Pasado el Bicentenario, nuestro país parece estar incorporando nuevos rasgos a su curiosa idiosincrasia política. El más reciente está en las antípodas de los ideales de la gesta de Mayo. Pero antes de condenarlo, intentemos comprenderlo. Sucede que estamos a poco más de un año de las elecciones presidenciales. Surgen candidaturas: unas se afirman, otras se debilitan o diluyen para luego, misteriosamente, recobrar fuerza. Nada es seguro. Por ejemplo, el veloz Carlos Reutemann desmintió con energía que fuera a postularse como candidato y no tardó en recibir la previsible desmentida: “Al final, se decidirá”. Pero si se decide, deberá cumplir con una dura cláusula: estar acusado de algún ilícito. Este requisito parece haberse convertido en algo muy peculiar y muy nuestro. Cuando despunta un presidenciable, los doctos en política criolla se preguntan: “¿Cuántos procesos penales tiene?” y “¿Cuántos tendrá?”.
Pruebas al canto: a) Néstor y Sra. zafaron de la acusación por enriquecimiento ilícito, pero se mantiene el litigio por los dineros de Santa Cruz; b) no bien Cobos se proyectó como un candidato temible, el gobierno le asestó dos causas penales para que aprenda; c) hace pocos días, cayó sobre un Macri desgastado el peso de la Justicia oyarbidesca, acusándolo de asociación ilícita; d) según dicen, Duhalde va camino de postularse: las apuestas están abiertas acerca de los cargos por los que será huésped del banquillo; e) De Narváez, aunque libre de culpa por el affaire de la efedrina, lleva sobre sus hombros la carga de no haber nacido en la Argentina. Logró ser desefedrinado, pero no se librará de ser defenestrado; f) en fin, Carlos Menem afirmó varias veces que será candidato. Seamos clementes con el lector y pensemos que, finalmente, cambiará de idea (si es que la tuvo) y se retirará del ruedo. Se dirá que olvido a Lilita, a Pino y a otros. No es así: pienso más bien, que, para el establish-ment político, no son dignos aun de un juicio penal.

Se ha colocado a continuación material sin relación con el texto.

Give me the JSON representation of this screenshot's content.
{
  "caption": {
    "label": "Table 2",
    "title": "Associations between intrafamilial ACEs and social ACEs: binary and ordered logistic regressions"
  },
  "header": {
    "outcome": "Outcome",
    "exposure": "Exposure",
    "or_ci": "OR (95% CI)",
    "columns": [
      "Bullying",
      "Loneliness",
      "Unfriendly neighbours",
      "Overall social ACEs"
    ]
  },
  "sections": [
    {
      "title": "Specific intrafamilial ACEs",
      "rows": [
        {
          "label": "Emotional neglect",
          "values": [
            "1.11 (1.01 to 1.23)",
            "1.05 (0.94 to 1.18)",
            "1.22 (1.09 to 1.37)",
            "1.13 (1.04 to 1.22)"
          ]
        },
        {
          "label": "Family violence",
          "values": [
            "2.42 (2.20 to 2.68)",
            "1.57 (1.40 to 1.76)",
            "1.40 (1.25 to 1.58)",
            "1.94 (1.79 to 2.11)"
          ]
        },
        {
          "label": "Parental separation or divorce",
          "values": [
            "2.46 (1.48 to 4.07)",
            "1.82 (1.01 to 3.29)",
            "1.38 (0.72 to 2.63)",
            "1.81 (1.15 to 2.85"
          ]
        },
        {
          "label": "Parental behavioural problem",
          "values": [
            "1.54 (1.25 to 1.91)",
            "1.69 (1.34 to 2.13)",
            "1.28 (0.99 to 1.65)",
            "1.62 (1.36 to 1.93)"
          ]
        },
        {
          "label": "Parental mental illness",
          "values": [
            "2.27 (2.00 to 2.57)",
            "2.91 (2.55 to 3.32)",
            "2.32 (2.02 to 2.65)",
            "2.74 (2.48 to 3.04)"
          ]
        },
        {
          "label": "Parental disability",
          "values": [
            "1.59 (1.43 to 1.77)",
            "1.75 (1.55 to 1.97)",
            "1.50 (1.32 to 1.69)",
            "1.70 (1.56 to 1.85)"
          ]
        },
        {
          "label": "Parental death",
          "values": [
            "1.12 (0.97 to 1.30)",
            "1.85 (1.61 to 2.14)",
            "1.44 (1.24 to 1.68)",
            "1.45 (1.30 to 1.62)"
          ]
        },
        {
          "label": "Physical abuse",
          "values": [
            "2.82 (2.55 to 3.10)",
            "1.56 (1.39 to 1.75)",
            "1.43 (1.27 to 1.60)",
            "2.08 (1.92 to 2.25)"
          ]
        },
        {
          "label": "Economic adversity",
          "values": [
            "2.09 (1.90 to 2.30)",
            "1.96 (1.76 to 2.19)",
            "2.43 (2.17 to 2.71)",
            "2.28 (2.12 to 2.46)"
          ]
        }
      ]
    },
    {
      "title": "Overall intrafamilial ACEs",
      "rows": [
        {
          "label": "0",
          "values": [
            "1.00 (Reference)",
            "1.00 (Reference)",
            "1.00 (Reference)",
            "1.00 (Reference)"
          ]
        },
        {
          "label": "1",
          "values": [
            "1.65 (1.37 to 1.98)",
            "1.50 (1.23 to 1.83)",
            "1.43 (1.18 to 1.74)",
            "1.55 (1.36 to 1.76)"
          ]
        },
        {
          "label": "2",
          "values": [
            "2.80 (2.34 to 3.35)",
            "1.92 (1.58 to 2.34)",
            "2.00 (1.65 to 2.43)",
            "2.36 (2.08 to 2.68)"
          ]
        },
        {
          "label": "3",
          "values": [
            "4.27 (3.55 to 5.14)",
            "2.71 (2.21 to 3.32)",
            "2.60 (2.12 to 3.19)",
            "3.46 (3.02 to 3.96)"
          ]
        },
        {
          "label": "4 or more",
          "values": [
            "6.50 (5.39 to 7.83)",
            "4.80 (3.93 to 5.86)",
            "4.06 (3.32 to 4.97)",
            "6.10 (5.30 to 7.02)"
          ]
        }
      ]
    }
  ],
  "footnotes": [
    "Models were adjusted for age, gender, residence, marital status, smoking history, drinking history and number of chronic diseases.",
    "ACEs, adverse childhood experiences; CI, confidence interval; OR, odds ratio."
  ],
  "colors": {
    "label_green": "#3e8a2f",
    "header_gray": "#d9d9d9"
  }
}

Desde hace tiempo, la política argentina abunda en divisiones y alianzas espúreas, en promesas incumplidas y otras miserias. Creo sin embargo que este estado de cosas, que afecta a que lo que se llama por antífrasis nuestra “alta dirigencia política”, pese a no carecer de precedentes, posee rasgos nuevos y, por cierto, nada edificantes. Ante todo, acentúa nuestra baja calidad institucional y empobrece aun más nuestra castigada democracia. Hace varios años que en el debate político se ha sustituido la lógica del mejor argumento por la “lógica” del discurso energúmeno, por la amenaza y, hoy en día, por la denuncia penal, con causa o sin ella.
Existe, sin embargo, un rasgo típico en esta situación. A él se alude cuando se habla de la “judicialización” de la política. El término es riesgoso, ya que son abundantes, sobre todo hoy, los delitos cometidos por políticos a ser ventilados en sede judicial. Pero ahora se trata de algo más perverso, que atañe a la vez a la naturaleza de la justicia y de la política. Desde que se recurre a instrumentos jurídicos con el solo fin de destruir al adversario, la justicia, lisa y llanamente, se niega a sí misma. Tratar el menor disenso como una violación a la Ley no puede sino socavar las reglas fundamentales del juego democrático.
La responsablidad, aclaro, no es sólo del Gobierno: en este deplorable festival de acusaciones y contraacusaciones, y en la subsecuente ausencia de debate abierto y leal, participa con entusiasmo, con pocas excepciones, lo más granado de la clase política argentina. Los males, las necesidades del país, cualquier cosa que se parezca a un principio, no tienen importancia. Importa demoler, como sea, al adversario para ganar espacios de poder.
Es difícil ascender al viejo balcón aferrándose a la bienhechora hiedra que embellece la casa. Sin embargo, ese camino sería más digno que el de usurpar las escaleras, eliminar todo obstáculo sin reparar en medios, y abrirse paso así al balcón. Claro que siempre puede ocurrir que un oportuno resbalón haga caer al impostor entre las rejas. Y sería justicia; verdadera justicia.
*Sociólogo. Profesor emérito de la Universidad de Buenos Aires.